5. The method according to claim 3, characterized in that, Generate microscopic correction instructions for the edge particles, including: The energy consumption limits of the actuator, the overall processing capacity of the sorting equipment, and the interaction effects between multiple edge particles are obtained. Based on the energy consumption limit, the overall processing capacity, the interaction effects, and the physical deviation vector, a multi-objective optimization algorithm is used to generate microscopic correction instructions for the edge particles.
6. The method according to claim 1, characterized in that, Based on the microscopic correction command, the actuator is driven to physically intervene in the edge particles, including: Obtain operational performance data of the actuator; Compare the operational performance data with the expected performance corresponding to the micro-correction instructions to determine whether there is a performance deviation; When the performance deviation exists, the parameters of the micro-correction command are adaptively adjusted; The adjusted micro-correction command is sent to the control interface of the actuator to drive the actuator to physically intervene in the edge particles.

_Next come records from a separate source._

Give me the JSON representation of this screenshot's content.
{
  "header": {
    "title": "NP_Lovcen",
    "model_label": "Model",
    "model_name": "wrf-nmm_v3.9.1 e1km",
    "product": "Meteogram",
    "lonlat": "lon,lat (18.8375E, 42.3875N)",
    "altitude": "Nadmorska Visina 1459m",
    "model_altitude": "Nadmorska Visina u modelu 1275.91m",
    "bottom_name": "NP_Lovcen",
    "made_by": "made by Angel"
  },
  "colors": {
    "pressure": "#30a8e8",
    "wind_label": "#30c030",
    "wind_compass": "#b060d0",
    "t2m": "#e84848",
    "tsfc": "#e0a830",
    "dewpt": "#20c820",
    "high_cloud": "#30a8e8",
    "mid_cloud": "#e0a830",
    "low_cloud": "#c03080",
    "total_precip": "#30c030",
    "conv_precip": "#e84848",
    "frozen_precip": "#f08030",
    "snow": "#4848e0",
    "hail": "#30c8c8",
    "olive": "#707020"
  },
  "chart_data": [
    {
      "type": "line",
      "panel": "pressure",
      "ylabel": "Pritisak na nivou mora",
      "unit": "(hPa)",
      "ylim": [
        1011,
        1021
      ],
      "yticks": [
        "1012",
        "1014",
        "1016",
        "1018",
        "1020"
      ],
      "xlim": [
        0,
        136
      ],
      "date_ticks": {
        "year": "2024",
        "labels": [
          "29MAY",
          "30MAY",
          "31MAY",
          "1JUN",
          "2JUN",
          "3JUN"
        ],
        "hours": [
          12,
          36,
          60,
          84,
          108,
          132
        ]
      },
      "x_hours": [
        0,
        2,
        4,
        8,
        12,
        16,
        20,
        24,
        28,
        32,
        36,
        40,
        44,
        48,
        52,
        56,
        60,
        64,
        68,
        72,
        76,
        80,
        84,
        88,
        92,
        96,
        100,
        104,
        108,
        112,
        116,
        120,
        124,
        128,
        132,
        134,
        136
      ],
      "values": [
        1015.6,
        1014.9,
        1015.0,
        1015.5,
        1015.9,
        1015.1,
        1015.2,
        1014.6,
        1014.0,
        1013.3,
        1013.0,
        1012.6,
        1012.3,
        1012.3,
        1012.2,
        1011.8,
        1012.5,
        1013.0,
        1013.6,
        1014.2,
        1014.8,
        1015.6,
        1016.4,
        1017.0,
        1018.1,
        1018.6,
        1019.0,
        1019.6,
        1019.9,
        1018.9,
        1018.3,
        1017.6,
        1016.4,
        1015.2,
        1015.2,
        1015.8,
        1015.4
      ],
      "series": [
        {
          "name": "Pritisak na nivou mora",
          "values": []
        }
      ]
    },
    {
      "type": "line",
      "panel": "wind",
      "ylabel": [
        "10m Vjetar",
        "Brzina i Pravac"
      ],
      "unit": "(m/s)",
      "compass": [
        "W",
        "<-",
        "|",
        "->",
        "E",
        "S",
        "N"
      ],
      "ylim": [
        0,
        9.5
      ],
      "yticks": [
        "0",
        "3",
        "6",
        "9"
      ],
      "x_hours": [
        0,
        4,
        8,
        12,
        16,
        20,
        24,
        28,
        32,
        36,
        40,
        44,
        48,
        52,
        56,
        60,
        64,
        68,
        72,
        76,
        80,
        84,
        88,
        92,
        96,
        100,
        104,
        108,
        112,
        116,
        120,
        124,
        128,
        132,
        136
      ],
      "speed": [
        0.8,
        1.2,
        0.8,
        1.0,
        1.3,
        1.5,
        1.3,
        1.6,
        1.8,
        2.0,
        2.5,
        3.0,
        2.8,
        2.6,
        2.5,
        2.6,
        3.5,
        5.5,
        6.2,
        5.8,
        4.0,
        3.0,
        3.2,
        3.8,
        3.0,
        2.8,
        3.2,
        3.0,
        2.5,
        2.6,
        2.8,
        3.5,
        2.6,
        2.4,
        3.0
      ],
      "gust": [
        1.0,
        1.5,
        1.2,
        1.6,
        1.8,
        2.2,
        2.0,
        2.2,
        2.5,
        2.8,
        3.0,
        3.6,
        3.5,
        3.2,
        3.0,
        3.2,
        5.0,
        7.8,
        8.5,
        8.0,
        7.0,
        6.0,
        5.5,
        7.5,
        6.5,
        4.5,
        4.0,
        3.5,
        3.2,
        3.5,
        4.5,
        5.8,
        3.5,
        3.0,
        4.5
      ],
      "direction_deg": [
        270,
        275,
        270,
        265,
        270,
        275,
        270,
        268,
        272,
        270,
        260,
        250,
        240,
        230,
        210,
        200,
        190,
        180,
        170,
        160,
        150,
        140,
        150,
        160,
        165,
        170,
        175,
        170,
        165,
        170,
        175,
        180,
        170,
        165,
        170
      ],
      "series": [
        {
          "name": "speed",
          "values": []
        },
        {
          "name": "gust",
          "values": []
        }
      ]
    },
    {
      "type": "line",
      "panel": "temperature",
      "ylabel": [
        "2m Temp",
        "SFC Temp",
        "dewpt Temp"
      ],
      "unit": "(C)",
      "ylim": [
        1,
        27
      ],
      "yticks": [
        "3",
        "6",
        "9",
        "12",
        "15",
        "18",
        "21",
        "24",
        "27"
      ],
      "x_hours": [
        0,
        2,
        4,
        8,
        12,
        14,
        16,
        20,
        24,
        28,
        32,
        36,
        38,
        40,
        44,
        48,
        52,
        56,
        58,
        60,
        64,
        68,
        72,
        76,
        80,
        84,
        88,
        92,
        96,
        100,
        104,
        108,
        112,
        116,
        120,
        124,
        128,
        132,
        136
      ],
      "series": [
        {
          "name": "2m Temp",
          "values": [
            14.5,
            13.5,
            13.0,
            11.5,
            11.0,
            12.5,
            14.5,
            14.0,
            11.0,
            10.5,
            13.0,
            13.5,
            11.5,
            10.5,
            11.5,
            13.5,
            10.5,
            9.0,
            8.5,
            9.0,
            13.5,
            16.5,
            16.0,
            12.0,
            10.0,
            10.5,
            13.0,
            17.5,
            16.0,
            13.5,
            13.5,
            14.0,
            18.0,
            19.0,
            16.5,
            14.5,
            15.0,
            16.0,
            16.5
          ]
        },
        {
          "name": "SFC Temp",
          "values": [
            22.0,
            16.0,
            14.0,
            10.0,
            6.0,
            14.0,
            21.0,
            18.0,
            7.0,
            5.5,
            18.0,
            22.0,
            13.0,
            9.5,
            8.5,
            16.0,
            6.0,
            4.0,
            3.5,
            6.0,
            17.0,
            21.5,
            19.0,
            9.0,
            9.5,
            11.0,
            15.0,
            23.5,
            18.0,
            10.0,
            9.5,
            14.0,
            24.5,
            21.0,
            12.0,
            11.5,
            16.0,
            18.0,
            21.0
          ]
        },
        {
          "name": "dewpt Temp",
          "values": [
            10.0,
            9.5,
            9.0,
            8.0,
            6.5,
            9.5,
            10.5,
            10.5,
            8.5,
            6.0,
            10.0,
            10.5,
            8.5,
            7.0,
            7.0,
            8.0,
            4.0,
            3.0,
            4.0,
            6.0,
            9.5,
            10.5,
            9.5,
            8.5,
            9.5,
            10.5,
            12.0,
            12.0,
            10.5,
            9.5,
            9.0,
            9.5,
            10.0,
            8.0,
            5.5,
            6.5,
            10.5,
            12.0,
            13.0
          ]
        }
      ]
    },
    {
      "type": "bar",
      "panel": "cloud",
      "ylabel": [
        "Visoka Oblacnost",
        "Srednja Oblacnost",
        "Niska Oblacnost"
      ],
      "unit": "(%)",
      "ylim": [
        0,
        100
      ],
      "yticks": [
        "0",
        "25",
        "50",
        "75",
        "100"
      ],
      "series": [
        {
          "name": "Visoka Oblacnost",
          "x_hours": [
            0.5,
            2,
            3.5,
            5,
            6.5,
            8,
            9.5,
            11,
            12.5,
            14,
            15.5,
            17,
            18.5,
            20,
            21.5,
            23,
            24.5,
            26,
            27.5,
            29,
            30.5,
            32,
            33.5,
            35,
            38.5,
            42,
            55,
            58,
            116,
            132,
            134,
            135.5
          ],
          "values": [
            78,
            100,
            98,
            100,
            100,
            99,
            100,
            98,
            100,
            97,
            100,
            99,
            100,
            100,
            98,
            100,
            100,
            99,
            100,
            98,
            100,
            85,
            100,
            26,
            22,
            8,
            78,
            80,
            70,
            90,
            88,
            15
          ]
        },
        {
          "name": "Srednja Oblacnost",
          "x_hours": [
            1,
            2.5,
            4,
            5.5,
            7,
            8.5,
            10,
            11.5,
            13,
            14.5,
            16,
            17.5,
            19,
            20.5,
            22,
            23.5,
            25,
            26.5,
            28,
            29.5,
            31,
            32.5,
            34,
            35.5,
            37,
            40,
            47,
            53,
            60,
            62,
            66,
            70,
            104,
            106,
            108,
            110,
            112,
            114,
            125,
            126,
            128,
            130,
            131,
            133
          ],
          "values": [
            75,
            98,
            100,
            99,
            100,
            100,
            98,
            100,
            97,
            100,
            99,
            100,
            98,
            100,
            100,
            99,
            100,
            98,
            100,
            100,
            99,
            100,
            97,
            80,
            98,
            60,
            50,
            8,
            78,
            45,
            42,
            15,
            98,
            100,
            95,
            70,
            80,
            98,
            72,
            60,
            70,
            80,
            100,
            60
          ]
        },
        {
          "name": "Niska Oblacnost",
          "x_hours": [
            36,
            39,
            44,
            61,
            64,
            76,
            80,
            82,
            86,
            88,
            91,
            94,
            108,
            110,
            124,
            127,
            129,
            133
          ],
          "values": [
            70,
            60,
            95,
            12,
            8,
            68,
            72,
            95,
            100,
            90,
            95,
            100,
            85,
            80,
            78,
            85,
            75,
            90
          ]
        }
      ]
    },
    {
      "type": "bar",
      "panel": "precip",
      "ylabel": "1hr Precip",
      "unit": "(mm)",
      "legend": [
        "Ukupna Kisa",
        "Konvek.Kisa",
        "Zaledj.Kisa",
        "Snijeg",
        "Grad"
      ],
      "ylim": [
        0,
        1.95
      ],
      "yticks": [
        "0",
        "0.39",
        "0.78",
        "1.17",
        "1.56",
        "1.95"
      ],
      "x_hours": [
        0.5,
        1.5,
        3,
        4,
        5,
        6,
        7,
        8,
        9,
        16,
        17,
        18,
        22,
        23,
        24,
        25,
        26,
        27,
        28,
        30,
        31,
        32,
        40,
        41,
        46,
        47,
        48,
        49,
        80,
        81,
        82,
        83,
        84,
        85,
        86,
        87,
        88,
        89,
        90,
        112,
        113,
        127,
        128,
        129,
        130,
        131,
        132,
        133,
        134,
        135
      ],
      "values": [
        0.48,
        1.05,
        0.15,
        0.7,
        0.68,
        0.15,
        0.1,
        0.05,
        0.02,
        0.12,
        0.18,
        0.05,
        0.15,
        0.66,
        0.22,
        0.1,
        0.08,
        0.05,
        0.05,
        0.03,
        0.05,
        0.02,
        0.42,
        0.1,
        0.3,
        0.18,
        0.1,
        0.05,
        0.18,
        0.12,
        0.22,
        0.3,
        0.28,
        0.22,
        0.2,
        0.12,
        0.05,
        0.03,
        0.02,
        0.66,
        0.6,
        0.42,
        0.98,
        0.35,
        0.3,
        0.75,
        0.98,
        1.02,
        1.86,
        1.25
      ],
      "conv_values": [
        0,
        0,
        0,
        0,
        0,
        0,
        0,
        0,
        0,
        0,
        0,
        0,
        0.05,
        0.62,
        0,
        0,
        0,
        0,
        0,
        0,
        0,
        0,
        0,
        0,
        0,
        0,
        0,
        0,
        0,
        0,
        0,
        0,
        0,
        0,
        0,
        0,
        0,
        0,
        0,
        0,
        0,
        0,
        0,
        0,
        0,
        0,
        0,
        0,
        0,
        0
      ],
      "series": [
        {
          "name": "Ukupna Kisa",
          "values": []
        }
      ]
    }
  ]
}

7. An intelligent control system for coal sorting in mines based on a mining system, characterized in that, The system includes: The parameter acquisition module is used to acquire the physical property measurement values and motion state parameters of edge particles in the sorting device; the edge particles are particles whose spatial location is located in the diversion area and whose current motion trajectory tends to or has entered the preset critical area between different collection channels; The deviation judgment module is used to generate particle classification features and current motion state features based on the measured physical property values and the motion state parameters; Based on the particle classification characteristics, the desired collection channel for the edge particles is determined; Select the target boundary set corresponding to the desired collection channel from the preset ideal space-motion state boundary set; The current motion state features are compared with the target boundary set to obtain the comparison result; Obtain the environmental fluid disturbance parameters and the response characteristics of the actuator in the diversion region; Based on the perturbation parameters and the response characteristics, the deviation threshold for determining whether edge particles deviate from the desired trajectory is dynamically adjusted; If the comparison result exceeds the deviation threshold, it is determined that the flow separation behavior of the edge particles deviates from the preset target; The instruction generation module is used to, when determined to be a deviation from the preset target, quantify the physical deviation vector between the edge particle and the target boundary set according to the comparison result; and generate a micro-correction instruction for the edge particle based on the physical deviation vector; wherein the micro-correction instruction includes a physical intervention direction, a point of application, and an intensity of force; the intensity of force is related to the physical deviation vector; The intervention execution module is used to drive the actuator to physically intervene in the edge particles based on the micro-correction instructions via the distributed soft bus of the mining system.